Итак, Алекс оказался прав – сводный брат пришел отнюдь не для того, чтобы обсудить результаты референдума.

– Может, поможешь немного, временно, пока не стану на ноги. Я понимаю, тебе тоже непросто, дети еще мало зарабатывают, но хутор же приносит неплохой барыш…

Хутор – это был всегда последний аргумент, который Адо, приходя одалживать деньги, бросал на кон – потому что хутор достался после смерти мамы Алексу. Не просто так, конечно – Алекс в свое время немало туда вкладывал, но сводные братья были все равно обижены и при каждой возможности царапали его совесть.

Кончилось тем, чем должно было кончиться, Адо получил свои деньги, не так много, как просил, но получил, и попрощался, весьма довольный – наверное, боялся, что уйдёт ни с чем.

– Когда меня выберут в парламент, возьму Эрвина в советники, – пообещал он в дверях.

Алекс не стал говорить, что сын вряд ли захочет якшаться с нацистами, – мало ли что в жизни может случиться, разве он сам мог подумать, что придет время, когда он будет трудиться на большевиков?

Оставшись один, он снова сел за стол и раскрыл газету, но тут же отбросил – ну, не мог он после завтрака сидеть дома сложа руки, не привык, раньше он в это время давно бы уже вышел из дому, в контору – но где была его контора сейчас?

– Марта, пойду, посмотрю, как там на рынке. Что-нибудь нужно?

Но жена только покачала головой.

В прихожей Алекс столкнулся с Лидией – младшая спешила в школу.

– Что вы сейчас рисуете? – поинтересовался он.

– Натюрморт! – сообщила Лидия радостно – дочь была в восторге от новой специальности. Алексу ее учеба, правда, обходилась недешево, но он не жаловался – было приятно знать, что в семье растет и художница. Марта к увлечению дочери относилась скептично, она не была уверена, хватит ли той таланта, но препятствовать все же не стала, считая живопись более невинной забавой, чем тайный кружок марксизма, куда Лидия ходила в прошлом году – когда Марте удалось вытянуть из Лидии это признание, она устроила ей головомойку.

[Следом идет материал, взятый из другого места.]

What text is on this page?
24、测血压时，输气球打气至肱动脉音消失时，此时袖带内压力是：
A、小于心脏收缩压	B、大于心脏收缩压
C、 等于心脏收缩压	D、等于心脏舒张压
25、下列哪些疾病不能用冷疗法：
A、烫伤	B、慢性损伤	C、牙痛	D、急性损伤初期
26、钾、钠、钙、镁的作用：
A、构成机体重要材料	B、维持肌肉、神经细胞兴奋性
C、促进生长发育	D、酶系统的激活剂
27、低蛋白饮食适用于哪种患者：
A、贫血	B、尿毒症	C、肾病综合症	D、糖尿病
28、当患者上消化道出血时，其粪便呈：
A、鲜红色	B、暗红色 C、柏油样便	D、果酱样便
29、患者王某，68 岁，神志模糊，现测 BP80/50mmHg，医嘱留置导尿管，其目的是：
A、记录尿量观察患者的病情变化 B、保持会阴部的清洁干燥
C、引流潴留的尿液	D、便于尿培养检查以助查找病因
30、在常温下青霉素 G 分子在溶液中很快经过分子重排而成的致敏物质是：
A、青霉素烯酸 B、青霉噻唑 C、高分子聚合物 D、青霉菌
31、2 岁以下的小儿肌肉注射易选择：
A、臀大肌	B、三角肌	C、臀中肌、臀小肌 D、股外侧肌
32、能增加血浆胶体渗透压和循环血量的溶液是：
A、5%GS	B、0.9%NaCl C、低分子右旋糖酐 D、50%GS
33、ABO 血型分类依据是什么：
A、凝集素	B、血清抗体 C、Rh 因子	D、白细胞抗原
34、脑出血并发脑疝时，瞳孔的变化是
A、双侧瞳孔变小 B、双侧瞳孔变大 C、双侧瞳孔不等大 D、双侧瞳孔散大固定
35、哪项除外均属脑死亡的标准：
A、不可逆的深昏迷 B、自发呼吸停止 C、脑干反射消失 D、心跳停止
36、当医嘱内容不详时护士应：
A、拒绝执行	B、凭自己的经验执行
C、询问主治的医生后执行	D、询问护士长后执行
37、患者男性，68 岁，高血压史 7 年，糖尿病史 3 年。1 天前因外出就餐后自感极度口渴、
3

На улице дул пронизывающий ветер, и Алекс с удовольствием поднял бы воротник, но не хотел выглядеть рядом с дочерью мужланом, Лидия смотрелась шикарно в своем новом пальто и красном берете, который послала ей в подарок германская невеста Германа, один идущий навстречу студент, по крайней мере, приветствовал ее с явной симпатией.

– Кто это? – спросил Алекс, когда тот остался позади.

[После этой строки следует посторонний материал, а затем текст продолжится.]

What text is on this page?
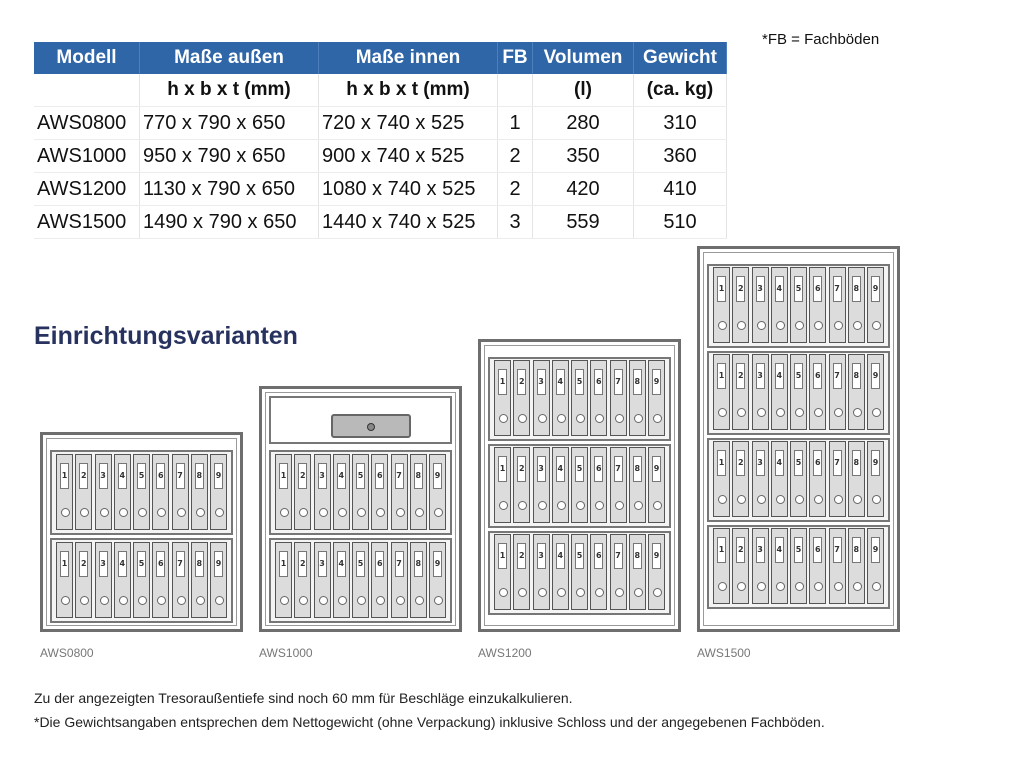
Modell	Maße außen	Maße innen	FB	Volumen	Gewicht
	h x b x t (mm)	h x b x t (mm)		(l)	(ca. kg)
AWS0800	770 x 790 x 650	720 x 740 x 525	1	280	310
AWS1000	950 x 790 x 650	900 x 740 x 525	2	350	360
AWS1200	1130 x 790 x 650	1080 x 740 x 525	2	420	410
AWS1500	1490 x 790 x 650	1440 x 740 x 525	3	559	510
*FB = Fachböden
Einrichtungsvarianten
1 2 3 4 5 6 7 8 9
1 2 3 4 5 6 7 8 9
AWS0800
1 2 3 4 5 6 7 8 9
1 2 3 4 5 6 7 8 9
AWS1000
1 2 3 4 5 6 7 8 9
1 2 3 4 5 6 7 8 9
1 2 3 4 5 6 7 8 9
AWS1200
1 2 3 4 5 6 7 8 9
1 2 3 4 5 6 7 8 9
1 2 3 4 5 6 7 8 9
1 2 3 4 5 6 7 8 9
AWS1500
Zu der angezeigten Tresoraußentiefe sind noch 60 mm für Beschläge einzukalkulieren.
*Die Gewichtsangaben entsprechen dem Nettogewicht (ohne Verpackung) inklusive Schloss und der angegebenen Fachböden.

– А, да кто-то из Эстонского общества студентов, – ответила дочь равнодушно.

Поклонников у нее, кажется, хватало – и неудивительно, подумал Алекс с удовлетворением, Лидия выросла настоящей красавицей, без характерной для эстонок приземистости, кряжистости, угловатости, в ней все было другое, Алекс даже не мог определить, какое именно, но другое. В Беккеров, подумал он скорее с гордостью, чем с завистью – ведь у местных эстонцев тоже ни у кого не было такой жены, как у него, возможно, потому так трудно и давались ему все дела, люди смотрели на него косо, особенно женщины – что, мы тебе не подошли?

На следующем углу их дороги разошлись, Лидия пошла дальше прямо по Променади, Алекс же свернул налево, к рынку. Там теперь была его так называемая контора – там, где невестка его сестры Эльзы на одном из прилавков торговала продукцией его хутора. Sic transit gloria mundi, подумал он горько, латыни он не знал, но те сентенции, которые Марта часто повторяла, за годы выучил. Да, когда-то мешки с его пшеницей добирались аж до Константинополя, и его имя знали чуть ли не все русские помещики – и где все это теперь? Понятно, где, рассыпалось в вихре революции – ни с чем иным, кроме как со стихией, Алекс случившееся сравнить не мог, и если была в чём-то разница, то только в том, что вихри, сотворив недоброе, улетают, революция же осталась.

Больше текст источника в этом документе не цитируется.